As ameaças, segundo o ex-governador, ocorreram depois da prisão dos acusados de assassinar Marielle Franco. Witzel lembrou que o porteiro do Condomínio Vivendas da Barra, onde o presidente da República mora, depôs à Polícia Civil do Rio durante a investigação, e nesse depoimento afirmou que, no dia do crime, um dos acusados pelos assassinatos, o ex-PM Élcio Queiroz, teria informado que iria na Casa 58, do “Seu Jair”. Posteriormente, o porteiro mudou o depoimento.

“O porteiro, uma pessoa simples, prestou depoimento à Polícia Civil. Logo depois, o ministro Moro, de forma criminosa, lamentavelmente, requisita um inquérito para investigar crime de segurança nacional, porque o porteiro depõe, prestou um depoimento para dizer que o executor da Marielle teria chegado no condomínio [Vivendas da Barra] e mencionado o nome do presidente. Se isso é verdade ou não, não é problema meu, não tenho nada com isso, eu não sou juiz e nem delegado do caso”.

Gabinete das sombras

O empresário Carlos Wizard Martins foi apontado como um dos membros mais influentes e um dos financiadores do gabinete paralelo e foi convocado para a CPI

Fabiano Accorsi/Divulgação

O empresário Carlos Wizard Martins foi apontado como um dos membros mais influentes e um dos financiadores do gabinete paralelo e foi convocado para a CPI

Fabiano Accorsi/Divulgação

Depois de muita discussão sobre a convocação ou não do secretário-executivo do Consócio Nordeste, Carlos Eduardo Gabas, os senadores da CPI da Pandemia rejeitaram, por seis a quatro votos, os requerimentos apresentados para seu testemunho ao colegiado. Foram aprovados nesta quarta-feira cinco requerimentos de transferência de sigilos, três de convocação e três de informação.

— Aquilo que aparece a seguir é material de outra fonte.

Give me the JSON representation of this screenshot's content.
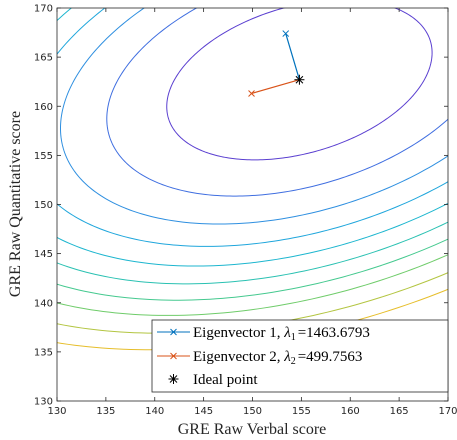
{
  "chart_data": {
    "type": "line",
    "title": "",
    "xlabel": "GRE Raw Verbal score",
    "ylabel": "GRE Raw Quantitative score",
    "xlim": [
      130,
      170
    ],
    "ylim": [
      130,
      170
    ],
    "x_ticks": [
      130,
      135,
      140,
      145,
      150,
      155,
      160,
      165,
      170
    ],
    "y_ticks": [
      130,
      135,
      140,
      145,
      150,
      155,
      160,
      165,
      170
    ],
    "grid": false,
    "legend_position": "bottom-right",
    "ideal_point": {
      "x": 154.8,
      "y": 162.7
    },
    "eigenvectors": [
      {
        "label_prefix": "Eigenvector 1, ",
        "lambda_symbol": "λ",
        "lambda_index": "1",
        "lambda_value": "=1463.6793",
        "color": "#0072BD",
        "start": [
          154.8,
          162.7
        ],
        "end": [
          153.4,
          167.4
        ]
      },
      {
        "label_prefix": "Eigenvector 2, ",
        "lambda_symbol": "λ",
        "lambda_index": "2",
        "lambda_value": "=499.7563",
        "color": "#D95319",
        "start": [
          154.8,
          162.7
        ],
        "end": [
          149.9,
          161.3
        ]
      }
    ],
    "ideal_point_label": "Ideal point",
    "contours": {
      "center": [
        154.8,
        162.7
      ],
      "params": {
        "a": 0.0002265,
        "b": -0.0001268,
        "c": 0.000627
      },
      "levels": [
        0.037,
        0.078,
        0.12,
        0.16,
        0.2,
        0.24,
        0.28,
        0.32,
        0.37,
        0.42
      ],
      "colors": [
        "#5a3fd0",
        "#3f6ee0",
        "#2e8fe0",
        "#1fa6dc",
        "#1db6cf",
        "#2ac1b2",
        "#45c98f",
        "#6fcc6a",
        "#b3c541",
        "#e6be2b"
      ]
    }
  }
}
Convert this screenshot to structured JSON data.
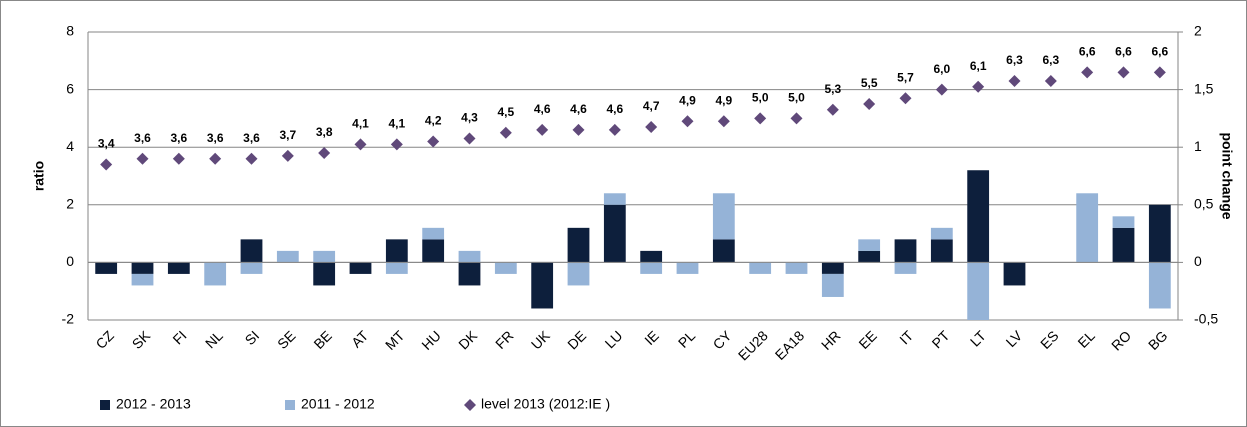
{
  "chart_data": {
    "type": "combo",
    "y_label": "ratio",
    "y2_label": "point change",
    "categories": [
      "CZ",
      "SK",
      "FI",
      "NL",
      "SI",
      "SE",
      "BE",
      "AT",
      "MT",
      "HU",
      "DK",
      "FR",
      "UK",
      "DE",
      "LU",
      "IE",
      "PL",
      "CY",
      "EU28",
      "EA18",
      "HR",
      "EE",
      "IT",
      "PT",
      "LT",
      "LV",
      "ES",
      "EL",
      "RO",
      "BG"
    ],
    "ylim": [
      -2,
      8
    ],
    "yticks": [
      -2,
      0,
      2,
      4,
      6,
      8
    ],
    "y2lim": [
      -0.5,
      2
    ],
    "y2ticks": [
      {
        "value": -0.5,
        "label": "-0,5"
      },
      0,
      {
        "value": 0.5,
        "label": "0,5"
      },
      1,
      {
        "value": 1.5,
        "label": "1,5"
      },
      2
    ],
    "grid": true,
    "legend": "bottom",
    "series": [
      {
        "name": "2012 - 2013",
        "type": "bar",
        "axis": "y2",
        "color": "#0d1f3c",
        "values": [
          -0.1,
          -0.1,
          -0.1,
          0,
          0.2,
          0,
          -0.2,
          -0.1,
          0.2,
          0.2,
          -0.2,
          0,
          -0.4,
          0.3,
          0.5,
          0.1,
          0,
          0.2,
          0,
          0,
          -0.1,
          0.1,
          0.2,
          0.2,
          0.8,
          -0.2,
          0,
          0,
          0.3,
          0.5
        ]
      },
      {
        "name": "2011 - 2012",
        "type": "bar",
        "axis": "y2",
        "color": "#95b3d7",
        "values": [
          0,
          -0.1,
          0,
          -0.2,
          -0.1,
          0.1,
          0.1,
          0,
          -0.1,
          0.1,
          0.1,
          -0.1,
          0,
          -0.2,
          0.1,
          -0.1,
          -0.1,
          0.4,
          -0.1,
          -0.1,
          -0.2,
          0.1,
          -0.1,
          0.1,
          -0.5,
          0,
          0,
          0.6,
          0.1,
          -0.4
        ]
      },
      {
        "name": "level 2013 (2012:IE )",
        "type": "scatter",
        "color": "#60497a",
        "values": [
          3.4,
          3.6,
          3.6,
          3.6,
          3.6,
          3.7,
          3.8,
          4.1,
          4.1,
          4.2,
          4.3,
          4.5,
          4.6,
          4.6,
          4.6,
          4.7,
          4.9,
          4.9,
          5.0,
          5.0,
          5.3,
          5.5,
          5.7,
          6.0,
          6.1,
          6.3,
          6.3,
          6.6,
          6.6,
          6.6
        ],
        "value_labels": [
          "3,4",
          "3,6",
          "3,6",
          "3,6",
          "3,6",
          "3,7",
          "3,8",
          "4,1",
          "4,1",
          "4,2",
          "4,3",
          "4,5",
          "4,6",
          "4,6",
          "4,6",
          "4,7",
          "4,9",
          "4,9",
          "5,0",
          "5,0",
          "5,3",
          "5,5",
          "5,7",
          "6,0",
          "6,1",
          "6,3",
          "6,3",
          "6,6",
          "6,6",
          "6,6"
        ]
      }
    ]
  }
}
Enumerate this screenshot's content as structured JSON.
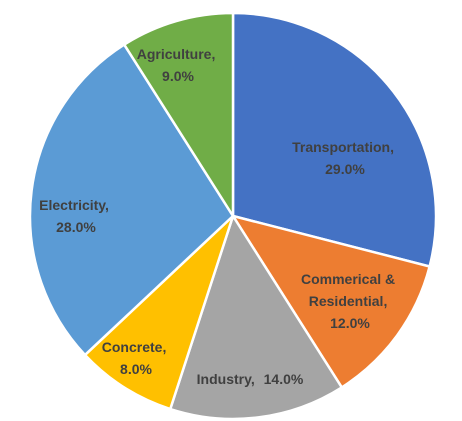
{
  "chart_data": {
    "type": "pie",
    "title": "",
    "slices": [
      {
        "label": "Transportation,",
        "value_label": "29.0%",
        "value": 29.0,
        "color": "#4472c4"
      },
      {
        "label": "Commerical & Residential,",
        "value_label": "12.0%",
        "value": 12.0,
        "color": "#ed7d31"
      },
      {
        "label": "Industry,",
        "value_label": "14.0%",
        "value": 14.0,
        "color": "#a5a5a5"
      },
      {
        "label": "Concrete,",
        "value_label": "8.0%",
        "value": 8.0,
        "color": "#ffc000"
      },
      {
        "label": "Electricity,",
        "value_label": "28.0%",
        "value": 28.0,
        "color": "#5b9bd5"
      },
      {
        "label": "Agriculture,",
        "value_label": "9.0%",
        "value": 9.0,
        "color": "#70ad47"
      }
    ],
    "start_angle_deg": 0,
    "direction": "clockwise",
    "legend": "none",
    "data_labels": "inside"
  }
}
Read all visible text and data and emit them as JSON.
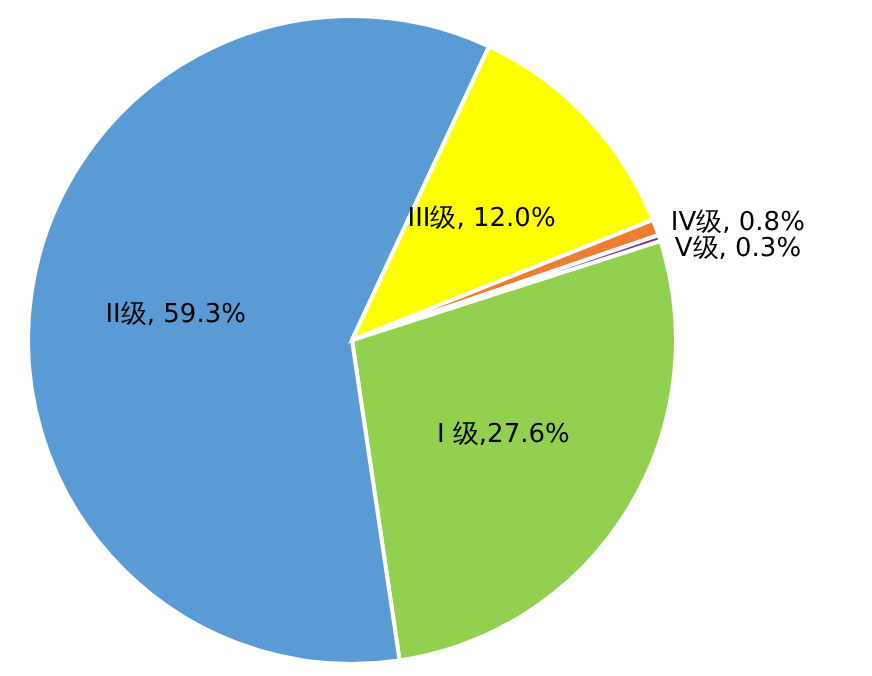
{
  "chart_data": {
    "type": "pie",
    "categories": [
      "I 级",
      "II级",
      "III级",
      "IV级",
      "V级"
    ],
    "values": [
      27.6,
      59.3,
      12.0,
      0.8,
      0.3
    ],
    "value_labels": [
      ",27.6%",
      ", 59.3%",
      ", 12.0%",
      ", 0.8%",
      ", 0.3%"
    ],
    "colors": [
      "#92d050",
      "#5b9bd5",
      "#ffff00",
      "#ed7d31",
      "#7030a0"
    ]
  }
}
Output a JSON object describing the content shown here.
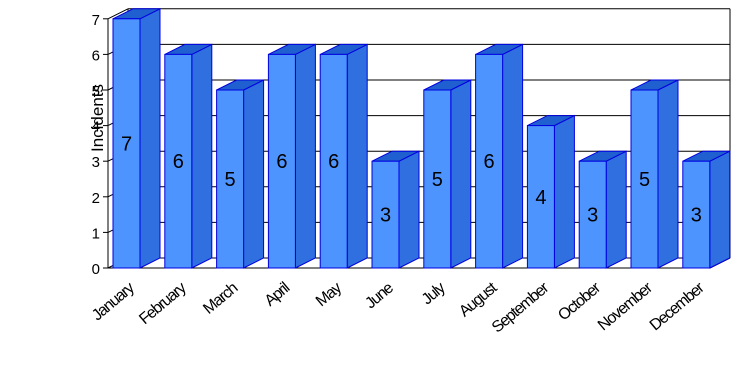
{
  "chart_data": {
    "type": "bar",
    "title": "",
    "xlabel": "",
    "ylabel": "Incidents",
    "categories": [
      "January",
      "February",
      "March",
      "April",
      "May",
      "June",
      "July",
      "August",
      "September",
      "October",
      "November",
      "December"
    ],
    "values": [
      7,
      6,
      5,
      6,
      6,
      3,
      5,
      6,
      4,
      3,
      5,
      3
    ],
    "ylim": [
      0,
      7
    ],
    "yticks": [
      0,
      1,
      2,
      3,
      4,
      5,
      6,
      7
    ],
    "grid": true,
    "three_d": true,
    "colors": {
      "bar_front": "#4d94ff",
      "bar_side": "#2f6fe0",
      "bar_top": "#1f5fcf",
      "bar_edge": "#0000e0",
      "grid": "#000000"
    }
  }
}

Entre os requerimentos de transferência aprovados estão a quebra de sigilos telefônico, telemático, fiscal e bancário do empresário Carlos Wizard Martins, apontado como membro do “gabinete paralelo” um esquema ilegal de lobistas que interferiram no enfrentamento à pandemia por interesses econômicos. O empresário está sendo esperado para depor à CPI nesta quinta-feira, 17.

“Os trabalhos desta CPI já demonstraram a existência de um “gabinete das sombras” que ditaram os rumos da atuação do governo federal no combate à pandemia. Esse gabinete defendia a utilização de medicação sem eficácia comprovada, apoiava teorias como a da imunidade de rebanho e fez campanha contra as vacinas. O senhor Carlos Wizard Martins é um de seus membros mais influentes e um de seus financiadores”, afirma o vice-presidente da CPI, Randolfe Rodrigues (Rede-AP), autor do requerimento.

O colegiado também aprovou, a pedido de Rodrigues, as transferências de sigilo do presidente e da diretora da empresa Apsen Farmacêutica, respectivamente Renato Spallicci e Renata Farias Spallicci; do sócio da Precisa Medicamentos, Francisco Emerson Maximiano e do sócio da Vitamedic Indústria Farmacêutica, José Alves Filho.